Highlights & Insights¶
- Integrating Graphics Z-buffer Concepts into a Differentiable DiT: Using NeRF volume rendering for layer composition brings "explicit Z-order" into diffusion models in a differentiable, end-to-end trainable form. This is cleaner and more physically consistent than LaRender's heuristics or GLIGEN's global conditioning.
- A Scalable Three-Stage Pipeline: The "Instance Decoupling → Explicit Z-order Composition → Geometric Alignment" flow is not limited to layout generation and can be applied to any task requiring multi-source token composition following user-defined orders (e.g., video layering, 3D scene editing).
- Benchmark for Open-Vocabulary Amodal Data: Utilizing SAM-3D reconstruction to acquire amodal labels circumvented the small-scale constraints of manual annotation (e.g., COCOA), providing a transferable labeling strategy for any dataset with visible masks.
Limitations & Future Work¶
- Dependency on Correct Z-order Input: The method assumes \(\mathcal{O}_i\) is known.
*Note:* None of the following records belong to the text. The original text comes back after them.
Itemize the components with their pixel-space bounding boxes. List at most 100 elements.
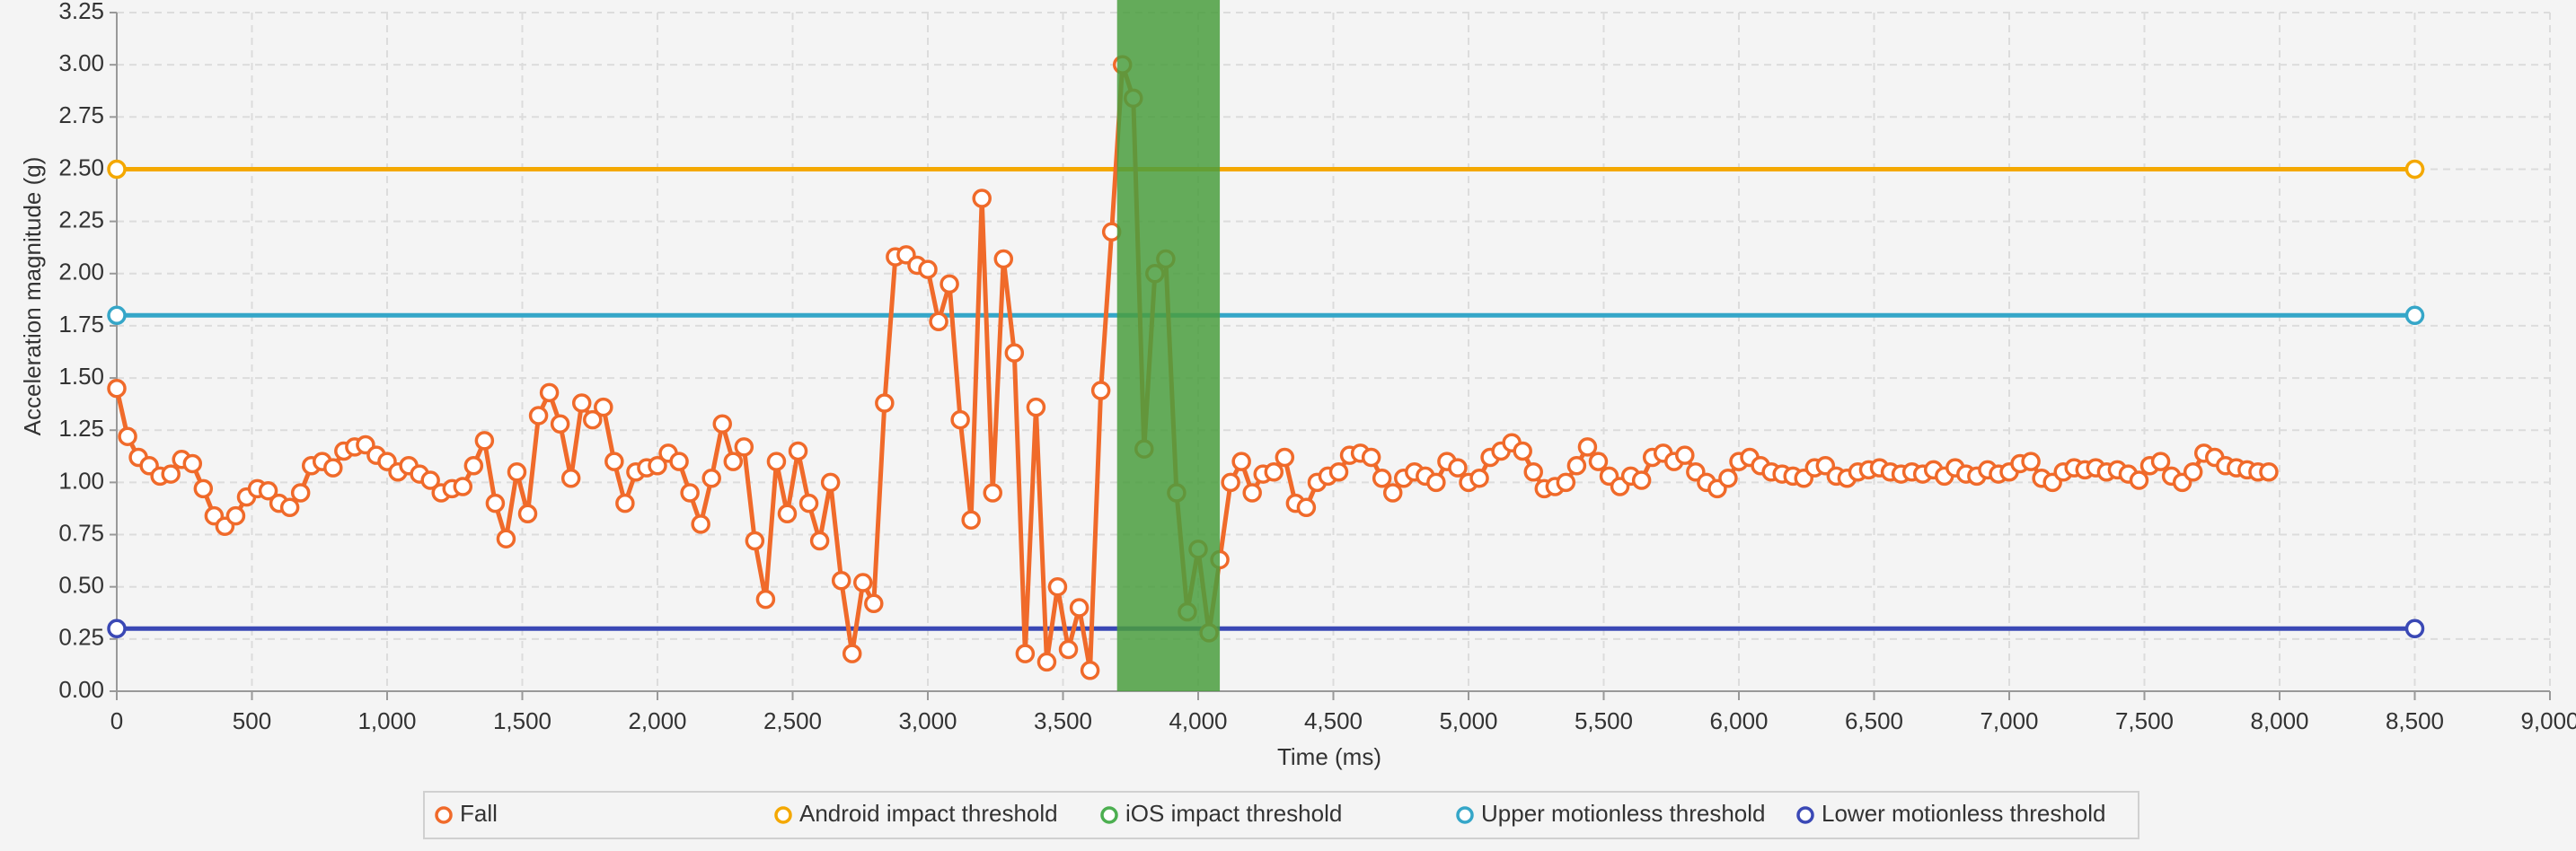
x-tick-label: 8,500 xyxy=(2386,707,2444,734)
data-point xyxy=(669,452,689,471)
data-point xyxy=(1448,458,1468,478)
data-point xyxy=(777,504,798,524)
data-point xyxy=(820,472,841,493)
data-point xyxy=(1047,576,1068,597)
x-tick-label: 5,000 xyxy=(1439,707,1497,734)
x-tick-label: 1,500 xyxy=(493,707,551,734)
x-tick-label: 3,000 xyxy=(898,707,957,734)
y-axis-title: Acceleration magnitude (g) xyxy=(19,157,46,436)
data-point xyxy=(1026,397,1046,417)
data-point xyxy=(604,452,624,471)
data-point xyxy=(107,305,127,326)
data-point xyxy=(323,458,343,478)
data-point xyxy=(507,462,527,482)
data-point xyxy=(225,505,246,526)
data-point xyxy=(798,493,819,513)
legend-box xyxy=(423,791,2139,839)
y-tick-label: 2.50 xyxy=(58,154,104,180)
data-point xyxy=(1566,456,1587,476)
data-point xyxy=(2259,462,2279,482)
data-point xyxy=(1221,472,1240,493)
data-point xyxy=(1090,381,1111,400)
x-tick-label: 4,500 xyxy=(1304,707,1363,734)
legend-label: iOS impact threshold xyxy=(1125,800,1342,827)
legend-marker xyxy=(1100,806,1118,824)
data-point xyxy=(2150,452,2171,471)
data-point xyxy=(594,397,613,417)
data-point xyxy=(1556,472,1576,493)
data-point xyxy=(161,464,181,484)
x-tick-label: 7,000 xyxy=(1980,707,2038,734)
data-point xyxy=(2183,462,2203,482)
data-point xyxy=(279,497,300,518)
data-point xyxy=(983,483,1002,503)
y-tick-label: 1.00 xyxy=(58,467,104,494)
data-point xyxy=(474,431,495,451)
data-point xyxy=(615,493,635,513)
data-point xyxy=(550,414,570,434)
data-point xyxy=(1718,468,1738,488)
data-point xyxy=(1015,644,1036,663)
x-tick-label: 6,000 xyxy=(1709,707,1768,734)
y-tick-label: 0.00 xyxy=(58,676,104,703)
x-tick-label: 500 xyxy=(233,707,271,734)
y-tick-label: 3.00 xyxy=(58,49,104,76)
data-point xyxy=(1275,447,1295,468)
data-point xyxy=(453,477,473,496)
data-point xyxy=(1080,660,1100,680)
data-point xyxy=(2404,305,2425,326)
x-tick-label: 4,000 xyxy=(1169,707,1227,734)
data-point xyxy=(712,414,732,434)
data-point xyxy=(1361,447,1381,468)
data-point xyxy=(1426,472,1446,493)
legend-marker xyxy=(774,806,792,824)
data-point xyxy=(485,493,506,513)
legend-label: Android impact threshold xyxy=(799,800,1058,827)
data-point xyxy=(1264,462,1284,482)
data-point xyxy=(107,378,127,399)
data-point xyxy=(1513,441,1532,461)
data-point xyxy=(1631,470,1652,490)
data-point xyxy=(918,259,938,279)
data-point xyxy=(1069,598,1090,618)
data-point xyxy=(420,470,440,490)
data-point xyxy=(950,409,970,430)
data-point xyxy=(118,426,137,446)
legend-label: Fall xyxy=(460,800,498,827)
y-tick-label: 2.75 xyxy=(58,101,104,128)
data-point xyxy=(929,311,948,332)
data-point xyxy=(290,483,311,503)
x-tick-label: 1,000 xyxy=(357,707,416,734)
data-point xyxy=(842,644,862,663)
data-point xyxy=(1382,483,1403,503)
x-tick-label: 3,500 xyxy=(1034,707,1092,734)
data-point xyxy=(1004,343,1025,363)
legend-marker xyxy=(1456,806,1474,824)
data-point xyxy=(560,468,581,488)
data-point xyxy=(766,452,787,471)
data-point xyxy=(1037,652,1057,672)
data-point xyxy=(2404,619,2425,638)
x-tick-label: 2,000 xyxy=(628,707,686,734)
data-point xyxy=(182,453,203,474)
data-point xyxy=(2129,470,2149,490)
data-point xyxy=(1231,452,1251,471)
data-point xyxy=(1577,437,1598,457)
y-tick-label: 1.75 xyxy=(58,311,104,338)
highlight-band xyxy=(1116,0,1221,691)
data-point xyxy=(961,510,981,531)
legend-marker xyxy=(435,806,453,824)
data-point xyxy=(680,483,700,503)
data-point xyxy=(2021,452,2041,471)
y-tick-label: 0.75 xyxy=(58,519,104,546)
y-tick-label: 0.50 xyxy=(58,572,104,599)
data-point xyxy=(463,456,484,476)
data-point xyxy=(723,452,744,471)
data-point xyxy=(1523,462,1543,482)
data-point xyxy=(745,531,765,551)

Hierarchical ambiguity or errors in user-provided Z-orders (e.g., cyclic occlusions) were not discussed regarding model robustness.
- Absolute FID in Complex Scenes Remains High: While FID=62.79 is SOTA on SA-Z Eval, it is significantly higher than 24.6 on OverLay-Simple, indicating substantial room for improvement in overall fidelity for complex real-world scenes.
- Strong Orthogonal Camera Assumption: Volume rendering relies on virtual orthogonal cameras and axis-aligned boxes, making its suitability for large perspective distortions or tilted amodal boxes unclear.
- Training Costs: High reproduction barriers exist due to reliance on Flux.1-dev and 1M high-resolution samples. Serial local attention per instance may become a bottleneck in scenes with high instance counts (avg. 5.7 in SA-Z).
Related Work & Insights¶
- vs LaRender: Also utilizes NeRF rendering, but LaRender is training-free/heuristic and loses global prompts by reusing cross-attention space. Ours uses learnable densities, showing that "learning" is far more stable than manual tuning in complex scenes (Occ. +0.18, O-mIoU +0.10).
- vs Eligen / Creatilayout: Also based on Flux/DiT but treats layouts as global 2D conditions. Ours adds a Z-axis and restricts attention to box regions, leading O-mIoU by 0.04~0.05. This demonstrates that "restructuring attention subspaces" is a more direct control mechanism than "adding conditions."
- vs InstanceAssemble: In the complex subset, Ours leads by mIoU +0.033 and Occ. +0.081, suggesting explicit Z-order modeling provides more leverage than simply improving instance assembly.
- vs InstaOrder / COCOA: These provided Z-order/amodal labels for low-res closed-set vocabularies. SA-Z scales these ideas to SA-1B scale with open vocabularies, bringing "explicit occlusion" back into the focus of generative tasks.
Rating¶
- Novelty: ⭐⭐⭐⭐ Combining differentiable volume rendering + instance decoupling for explicit Z-order control is a clear new setting for layout-to-image, though individual modules (NeRF, LoRA, query-mask) are recombinations of existing components.
- Experimental Thoroughness: ⭐⭐⭐⭐ Covers three difficulty levels, real-world evaluation, 6 baselines, 9 metrics, and 4 ablation dimensions; lacks inference latency and robustness analysis against incorrect Z-orders.
- Writing Quality: ⭐⭐⭐⭐ Motivations, design, and formulas are clearly explained; figures are well-coordinated and symbols are consistent.
- Value: ⭐⭐⭐⭐ The SA-Z dataset and explicit Z-order framework are reusable infrastructure for controllable diffusion; this is the first systematic solution for the "amodal box + expected occlusion" pain point.